Review: Strangers (S1 E7/8)


For almost two months, Strangers has been waiting to get it’s groove back to the same level of tension and intrigue that it built up in it’s first episode; this week the penultimate chapter almost came close to achieving that. For the most part, we have the complete story now – but there are some pretty big obstacles to overcome before anybody might get closure – and judging by the way this series has hemorrhaged viewers, if there’s anybody left to care when it happens.

With Lau kidnapped by persons unknown at the end of the last episode, the hour was spent with David and Jonah frantically pinging from place to place in pursuit of her  – firstly to establish she was actually missing and then finding out where she was being held captive in pretty much record time. Whilst David understandably went into meltdown mode, Jonah again came across like Liam Neeson mixed with Mr Bean as he actively broke into hotel rooms with swiped key cards, coached an ex-cop on how to catfish his daughter’s lesbian lover and generally made me suspect he’s not a mild-mannered literature professor at all.

All of which was really just extra padding for the actual ‘twist’ of the show to sink in halfway through – and one which has been telegraphed for a while. The clunky revelation that Megan had been raped by Xo twenty years previous, with Lau as the byproduct of the crime, was grim enough – but the fact that Sally and Arthur had conspired to use her abuse to gain leverage against the budding politician was even more twisted.  For once, we got one great scene with all three leads in the same room actually doing some decent acting – Jonah apoplectic, David crestfallen, Sally repentant. Finally the human drama behind all this made for good television, and frustrated me even more when I thought how this show could have been electrifying in the right hands.

However, once again we have a female character used as catalyst with barely any agency afforded her – instead a means to actualise a narrative where men can run off and avenge her spirit. If left on the provision of plot from last week, her being greedy around a real estate blackmail would have been enough and vaguely real – but no, she has to be raped, and Lau be the product of rape – and then both be targeted for murder because of their survival from this rape – to crassly build up Xo as a villain in the final reel when any writer worth their salt could have been sowing that from page one of the script. It is lazy writing and time and again seems to slip the editorial net to end up flopping around the main channels. It stinks and it needs to change.

With Sally’s confession being replayed in flashback taking up some time, alongside some wasteful scenes with Arthur shouting at a technician to hurry up the DNA tests between Lau’s purloined rat toy and Xo’s stolen beer bottle (don’t ask), there wasn’t much time left over for a decent denouement and therefore the last ten minutes or so saw a very rushed rescue take place against the world’s worst hit-man before he actually did his job and plugged David.

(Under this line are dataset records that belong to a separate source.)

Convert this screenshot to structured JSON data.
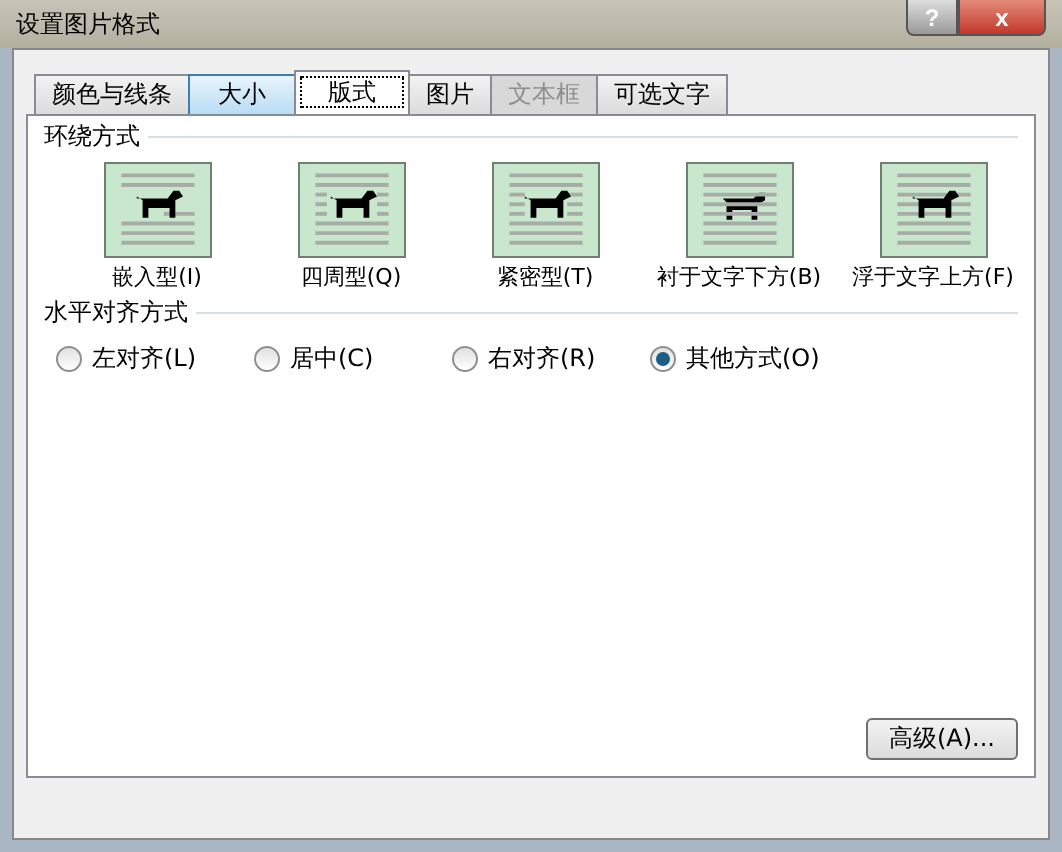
{
  "window": {
    "title": "设置图片格式",
    "buttons": [
      "?",
      "x"
    ]
  },
  "tabs": [
    {
      "label": "颜色与线条",
      "selected": false,
      "hovered": false,
      "disabled": false
    },
    {
      "label": "大小",
      "selected": false,
      "hovered": true,
      "disabled": false
    },
    {
      "label": "版式",
      "selected": true,
      "hovered": false,
      "disabled": false
    },
    {
      "label": "图片",
      "selected": false,
      "hovered": false,
      "disabled": false
    },
    {
      "label": "文本框",
      "selected": false,
      "hovered": false,
      "disabled": true
    },
    {
      "label": "可选文字",
      "selected": false,
      "hovered": false,
      "disabled": false
    }
  ],
  "wrap_section": {
    "title": "环绕方式",
    "options": [
      {
        "label": "嵌入型(I)",
        "kind": "inline",
        "selected": false
      },
      {
        "label": "四周型(Q)",
        "kind": "square",
        "selected": false
      },
      {
        "label": "紧密型(T)",
        "kind": "tight",
        "selected": false
      },
      {
        "label": "衬于文字下方(B)",
        "kind": "behind",
        "selected": false
      },
      {
        "label": "浮于文字上方(F)",
        "kind": "front",
        "selected": false
      }
    ]
  },
  "align_section": {
    "title": "水平对齐方式",
    "options": [
      {
        "label": "左对齐(L)",
        "selected": false
      },
      {
        "label": "居中(C)",
        "selected": false
      },
      {
        "label": "右对齐(R)",
        "selected": false
      },
      {
        "label": "其他方式(O)",
        "selected": true
      }
    ]
  },
  "advanced_button": "高级(A)..."
}
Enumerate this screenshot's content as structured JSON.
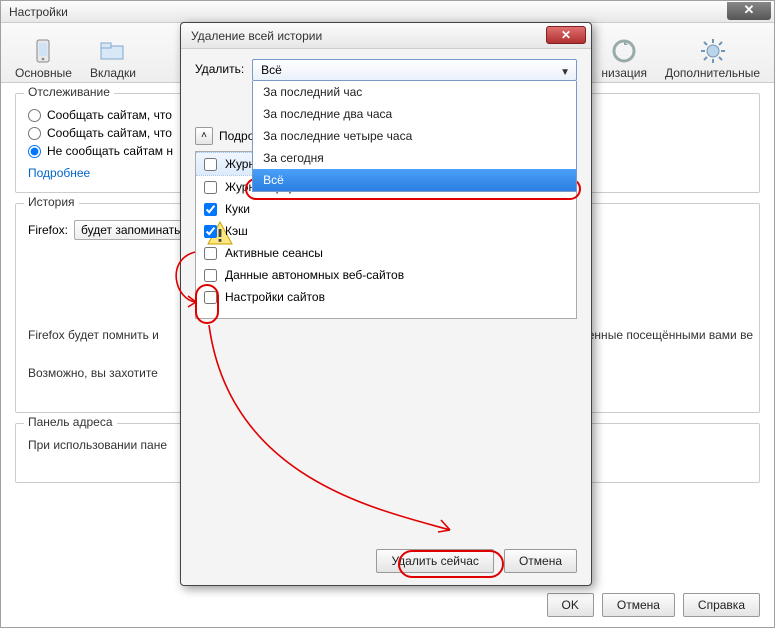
{
  "settings": {
    "title": "Настройки",
    "toolbar": {
      "main": "Основные",
      "tabs": "Вкладки",
      "sync": "низация",
      "extras": "Дополнительные"
    },
    "tracking": {
      "legend": "Отслеживание",
      "opt1": "Сообщать сайтам, что",
      "opt2": "Сообщать сайтам, что",
      "opt3": "Не сообщать сайтам н",
      "more": "Подробнее"
    },
    "history": {
      "legend": "История",
      "firefox_label": "Firefox:",
      "mode": "будет запоминать",
      "note1": "Firefox будет помнить и",
      "note1b": "ки, оставленные посещёнными вами ве",
      "note2": "Возможно, вы захотите"
    },
    "addressbar": {
      "legend": "Панель адреса",
      "label": "При использовании пане"
    },
    "buttons": {
      "ok": "OK",
      "cancel": "Отмена",
      "help": "Справка"
    }
  },
  "dialog": {
    "title": "Удаление всей истории",
    "delete_label": "Удалить:",
    "selected": "Всё",
    "options": [
      "За последний час",
      "За последние два часа",
      "За последние четыре часа",
      "За сегодня",
      "Всё"
    ],
    "details_label": "Подробности",
    "checks": [
      {
        "label": "Журнал посещений и загрузок",
        "checked": false,
        "highlight": true
      },
      {
        "label": "Журнал форм и поиска",
        "checked": false
      },
      {
        "label": "Куки",
        "checked": true
      },
      {
        "label": "Кэш",
        "checked": true
      },
      {
        "label": "Активные сеансы",
        "checked": false
      },
      {
        "label": "Данные автономных веб-сайтов",
        "checked": false
      },
      {
        "label": "Настройки сайтов",
        "checked": false
      }
    ],
    "buttons": {
      "delete_now": "Удалить сейчас",
      "cancel": "Отмена"
    }
  }
}
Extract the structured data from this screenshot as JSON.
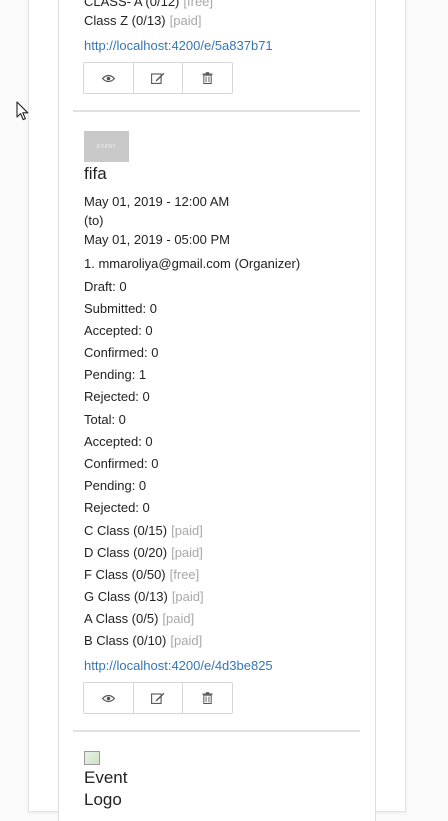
{
  "prev_event": {
    "partial_line": "CLASS- A (0/12)",
    "partial_tag": "[free]",
    "class_line": "Class Z (0/13)",
    "class_tag": "[paid]",
    "url": "http://localhost:4200/e/5a837b71"
  },
  "event": {
    "logo_text": "EVENT",
    "title": "fifa",
    "start": "May 01, 2019 - 12:00 AM",
    "to": "(to)",
    "end": "May 01, 2019 - 05:00 PM",
    "organizer": "1. mmaroliya@gmail.com (Organizer)",
    "stats": [
      "Draft: 0",
      "Submitted: 0",
      "Accepted: 0",
      "Confirmed: 0",
      "Pending: 1",
      "Rejected: 0",
      "Total: 0",
      "Accepted: 0",
      "Confirmed: 0",
      "Pending: 0",
      "Rejected: 0"
    ],
    "classes": [
      {
        "label": "C Class (0/15)",
        "tag": "[paid]"
      },
      {
        "label": "D Class (0/20)",
        "tag": "[paid]"
      },
      {
        "label": "F Class (0/50)",
        "tag": "[free]"
      },
      {
        "label": "G Class (0/13)",
        "tag": "[paid]"
      },
      {
        "label": "A Class (0/5)",
        "tag": "[paid]"
      },
      {
        "label": "B Class (0/10)",
        "tag": "[paid]"
      }
    ],
    "url": "http://localhost:4200/e/4d3be825"
  },
  "next_event": {
    "logo_alt_line1": "Event",
    "logo_alt_line2": "Logo"
  },
  "icons": {
    "view": "eye-icon",
    "edit": "edit-icon",
    "delete": "trash-icon"
  }
}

Is he dead? Do we care? We’ll find out next week – and in doing so also find out a little more about the poor caliber of this show if he disappoints me by daring to be alive. I can’t really fathom what this show has become, or how I’ve written so much about so little over the past weeks – but it started as something very different. What I can state clearly is the promise it had initially isn’t there anymore to the point where it isn’t even entertaining on a basic level – more a collection of scenes and places to be processed like a chore before the blessed release of the credits.

Andy D







5 thoughts on “Review: Strangers (S1 E7/8)”

  1. You should be rewarded for sticking with this – we all should. The most annoying aspect of this week’s episode? – ex-cop David, who must know all sorts of sleazy underground arms dealers, goes in search of his wife’s murderers armed only with a tyre-iron – and is then surprised when he gets shot. Jonah, meanwhile, who has spent most of the series blundering around in a T-shirt and a bemused expression, gets away unscathed. There’s no justice.

    Up until this episode I assumed that the great plot revelation would be some sort of underhand property deal, but as we’ve seen, it’s much more mundane than that.

    Nevertheless, the main baddie was the character we expected, and was telegraphed about four minutes into the first episode.

    About the only question remaining now is how deep Arthur is in the plot. And I don’t really care one way or another.